ESI GROUP at ASC presenting results of ComMUnion project in the conference Multi-scale analysis of joints in hybrid metal/composite structures in ESI VPS

The lack of maturity of crash simulation of structures made of hybrid materials is a key issue for lightweight engineering in automotive industry. Tailoring local behavior by mixing materials and accounting for this mix and joining problematics in the simulation methodology are required to optimize weight and costs, without the need of a real prototype. As of today, lightweight vehicle programs call for local strengthening of structural body components through hot or warm formed high strength steels with spot-welded joints. New metals or composites parts with new adapted joining techniques are progressively introduced for the next stage of weight saving. Local reinforcement by thermo-plastic composites is also considered to offset costs trade-offs. The present contribution proposes to numerically investigate joints in a hybrid structure using detailed models, then implemented at the industrial component level in a multi-scale approach.

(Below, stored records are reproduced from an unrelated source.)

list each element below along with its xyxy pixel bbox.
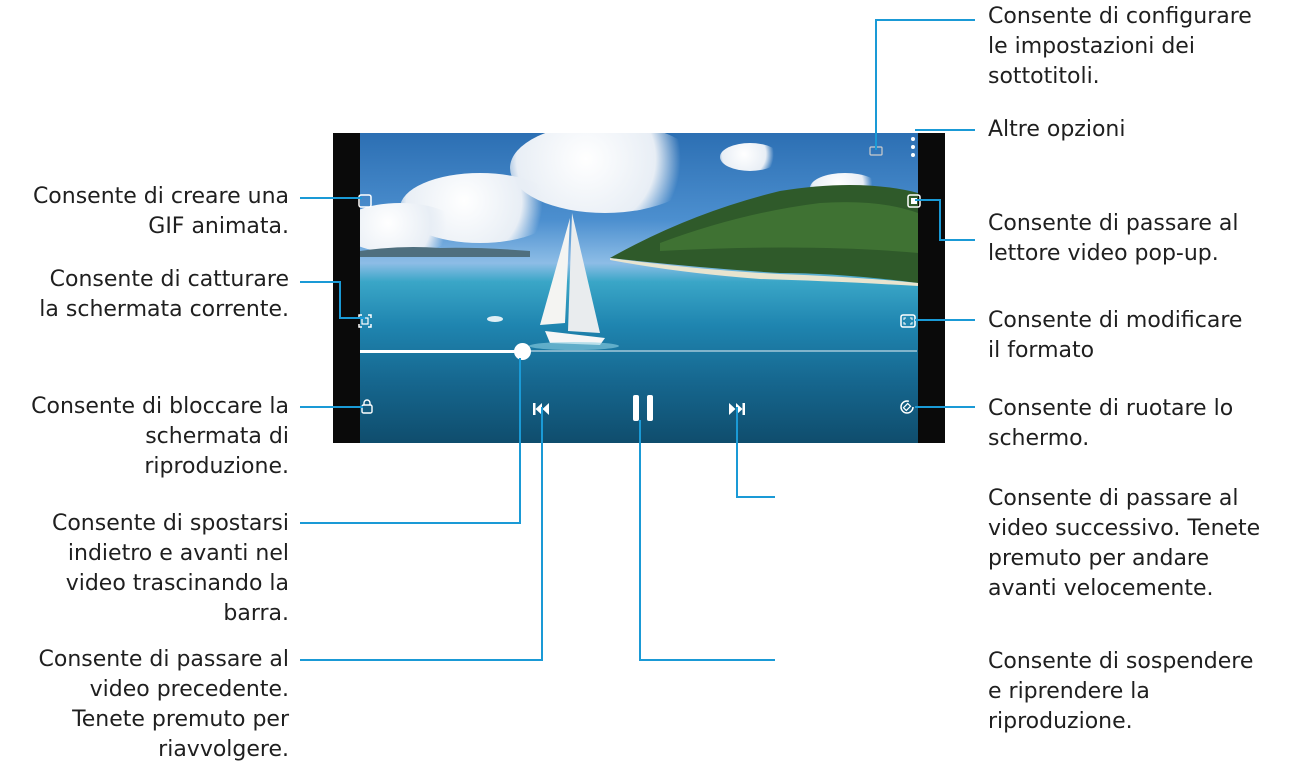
callout-aspect-ratio: Consente di modificare il formato <box>988 308 1243 363</box>
leader-popup-player <box>915 199 975 241</box>
callout-next-video: Consente di passare al video successivo.… <box>988 486 1261 601</box>
leader-capture <box>300 281 365 319</box>
leader-previous-video <box>300 407 543 661</box>
leader-pause <box>639 420 775 661</box>
callout-more-options: Altre opzioni <box>988 117 1126 142</box>
callout-popup-player: Consente di passare al lettore video pop… <box>988 211 1239 266</box>
callout-previous-video: Consente di passare al video precedente.… <box>38 647 289 762</box>
callout-capture: Consente di catturare la schermata corre… <box>39 267 289 322</box>
callout-seek: Consente di spostarsi indietro e avanti … <box>51 511 289 626</box>
callout-gif: Consente di creare una GIF animata. <box>32 184 289 239</box>
callout-rotate: Consente di ruotare lo schermo. <box>988 396 1234 451</box>
leader-seek <box>300 358 521 524</box>
callout-pause-resume: Consente di sospendere e riprendere la r… <box>988 649 1254 734</box>
leader-next-video <box>736 407 775 498</box>
callout-lock: Consente di bloccare la schermata di rip… <box>31 394 289 479</box>
callout-subtitles: Consente di configurare le impostazioni … <box>988 4 1252 89</box>
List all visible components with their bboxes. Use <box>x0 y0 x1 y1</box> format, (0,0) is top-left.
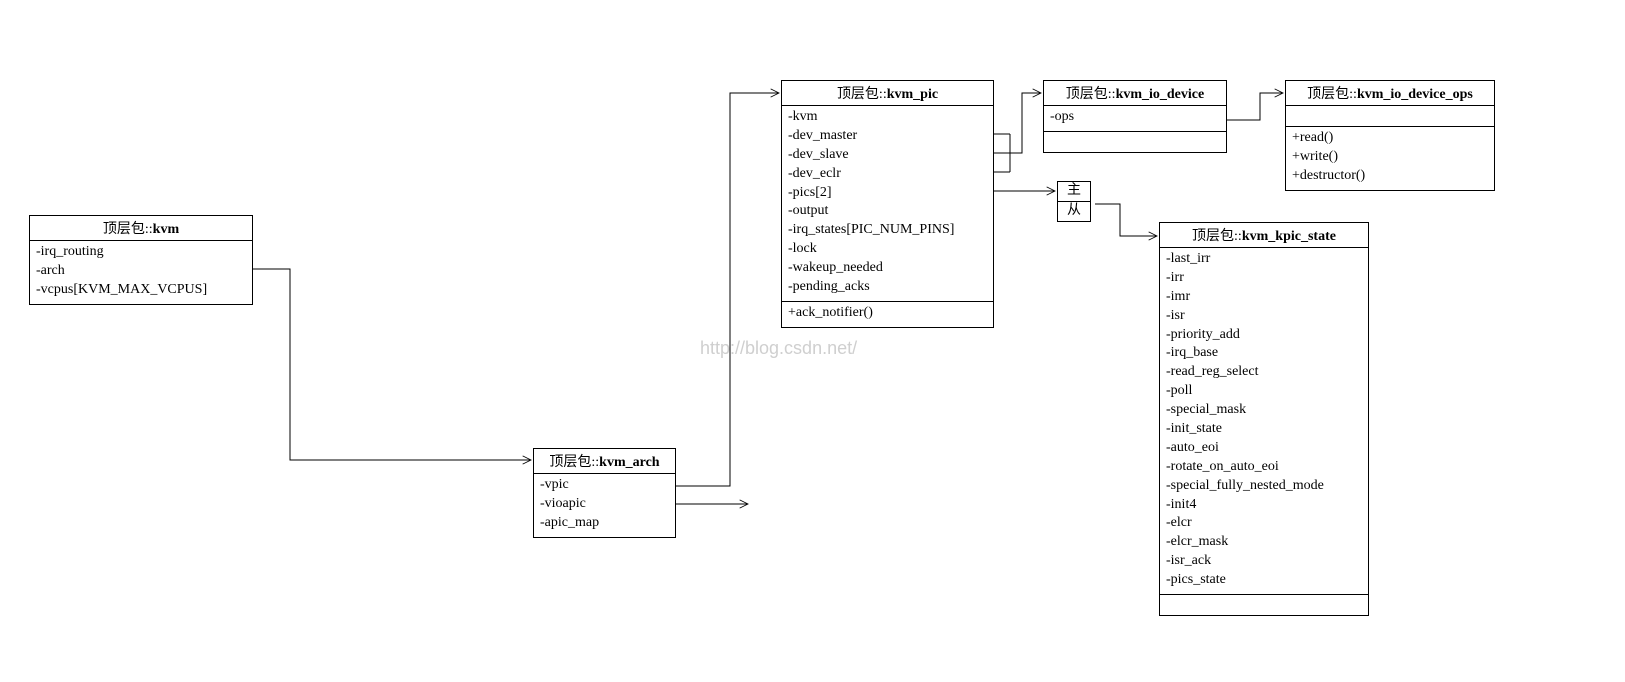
pkg-label: 顶层包:: <box>1066 87 1116 102</box>
class-title: 顶层包::kvm <box>30 216 252 241</box>
attr-row: -last_irr <box>1166 250 1362 269</box>
class-name: kvm_pic <box>887 87 938 102</box>
attr-row: -init_state <box>1166 420 1362 439</box>
class-title: 顶层包::kvm_pic <box>782 81 993 106</box>
attr-row: -ops <box>1050 108 1220 127</box>
class-title: 顶层包::kvm_io_device_ops <box>1286 81 1494 106</box>
class-kvm-arch: 顶层包::kvm_arch -vpic -vioapic -apic_map <box>533 448 676 538</box>
attr-row: -wakeup_needed <box>788 259 987 278</box>
attr-row: -dev_slave <box>788 146 987 165</box>
class-kvm-io-device: 顶层包::kvm_io_device -ops <box>1043 80 1227 153</box>
class-title: 顶层包::kvm_kpic_state <box>1160 223 1368 248</box>
attr-row: -vcpus[KVM_MAX_VCPUS] <box>36 281 246 300</box>
attr-row: -arch <box>36 262 246 281</box>
ops-section: +ack_notifier() <box>782 301 993 327</box>
attrs-section: -vpic -vioapic -apic_map <box>534 474 675 537</box>
attr-row: -output <box>788 202 987 221</box>
slave-label: 从 <box>1058 201 1090 221</box>
pkg-label: 顶层包:: <box>1192 229 1242 244</box>
attrs-section: -irq_routing -arch -vcpus[KVM_MAX_VCPUS] <box>30 241 252 304</box>
attr-row: -dev_master <box>788 127 987 146</box>
pkg-label: 顶层包:: <box>837 87 887 102</box>
class-title: 顶层包::kvm_io_device <box>1044 81 1226 106</box>
pkg-label: 顶层包:: <box>1307 87 1357 102</box>
attr-row: -init4 <box>1166 496 1362 515</box>
op-row: +destructor() <box>1292 167 1488 186</box>
attr-row: -pending_acks <box>788 278 987 297</box>
attr-row: -rotate_on_auto_eoi <box>1166 458 1362 477</box>
attr-row: -poll <box>1166 382 1362 401</box>
attrs-section: -kvm -dev_master -dev_slave -dev_eclr -p… <box>782 106 993 301</box>
attr-row: -read_reg_select <box>1166 363 1362 382</box>
ops-section <box>1044 131 1226 152</box>
attr-row: -kvm <box>788 108 987 127</box>
class-name: kvm_arch <box>599 455 659 470</box>
diagram-canvas: 顶层包::kvm -irq_routing -arch -vcpus[KVM_M… <box>0 0 1625 682</box>
attr-row: -imr <box>1166 288 1362 307</box>
attr-row: -priority_add <box>1166 326 1362 345</box>
pkg-label: 顶层包:: <box>103 222 153 237</box>
attr-row: -irq_states[PIC_NUM_PINS] <box>788 221 987 240</box>
attr-row: -lock <box>788 240 987 259</box>
master-label: 主 <box>1058 182 1090 201</box>
class-title: 顶层包::kvm_arch <box>534 449 675 474</box>
attr-row: -apic_map <box>540 514 669 533</box>
attr-row: -dev_eclr <box>788 165 987 184</box>
op-row: +ack_notifier() <box>788 304 987 323</box>
attr-row: -auto_eoi <box>1166 439 1362 458</box>
class-name: kvm_io_device_ops <box>1357 87 1473 102</box>
watermark-text: http://blog.csdn.net/ <box>700 338 857 359</box>
attr-row: -irr <box>1166 269 1362 288</box>
attr-row: -irq_base <box>1166 344 1362 363</box>
attrs-section <box>1286 106 1494 126</box>
attr-row: -isr <box>1166 307 1362 326</box>
class-kvm-io-device-ops: 顶层包::kvm_io_device_ops +read() +write() … <box>1285 80 1495 191</box>
class-name: kvm_kpic_state <box>1242 229 1336 244</box>
class-name: kvm_io_device <box>1116 87 1205 102</box>
attr-row: -elcr <box>1166 514 1362 533</box>
attr-row: -irq_routing <box>36 243 246 262</box>
op-row: +read() <box>1292 129 1488 148</box>
pics-master-slave-box: 主 从 <box>1057 181 1091 222</box>
ops-section <box>1160 594 1368 615</box>
attr-row: -elcr_mask <box>1166 533 1362 552</box>
attrs-section: -ops <box>1044 106 1226 131</box>
class-kvm-pic: 顶层包::kvm_pic -kvm -dev_master -dev_slave… <box>781 80 994 328</box>
class-kvm: 顶层包::kvm -irq_routing -arch -vcpus[KVM_M… <box>29 215 253 305</box>
attr-row: -vioapic <box>540 495 669 514</box>
ops-section: +read() +write() +destructor() <box>1286 126 1494 190</box>
attr-row: -isr_ack <box>1166 552 1362 571</box>
class-kvm-kpic-state: 顶层包::kvm_kpic_state -last_irr -irr -imr … <box>1159 222 1369 616</box>
attr-row: -vpic <box>540 476 669 495</box>
attr-row: -pics_state <box>1166 571 1362 590</box>
attr-row: -special_fully_nested_mode <box>1166 477 1362 496</box>
attr-row: -pics[2] <box>788 184 987 203</box>
attrs-section: -last_irr -irr -imr -isr -priority_add -… <box>1160 248 1368 594</box>
class-name: kvm <box>153 222 179 237</box>
pkg-label: 顶层包:: <box>549 455 599 470</box>
op-row: +write() <box>1292 148 1488 167</box>
attr-row: -special_mask <box>1166 401 1362 420</box>
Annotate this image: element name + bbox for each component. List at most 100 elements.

Local strengthening of steel parts through hot forming leads to poor metallic joints with a high crack risk due to local metallurgy changes during welding. In a first step, a welding process simulation is performed to predict the local heat degradation of the material and corresponding mechanical behavior in the joint. Failure prediction on the detailed model allows two options: macroscale models adapted to efficient car crash models with 1D simplified beam connector, or a multiscale approach with a detailed 3D model for more accurate zooming on specific areas. Reinforcement of steel components is investigated in the specific case of laying thermoplastic composite tapes (using the ATL –Automatic Tape Laying - process). An important parameter for the structural strength is the texture of the metal surface. It is linked to both the texturing process and the laying of the thermo-plastic tapes. A microscale model of the textured metal and composite interface is built automatically based on real-life micrographs. It is then used to assess microscopic damage evolution near the interface and to numerically characterize the joint and build up macro scale cohesive zone elements. A mixed material structural component is then evaluated with metallic and composite to metal virtually-characterized joints.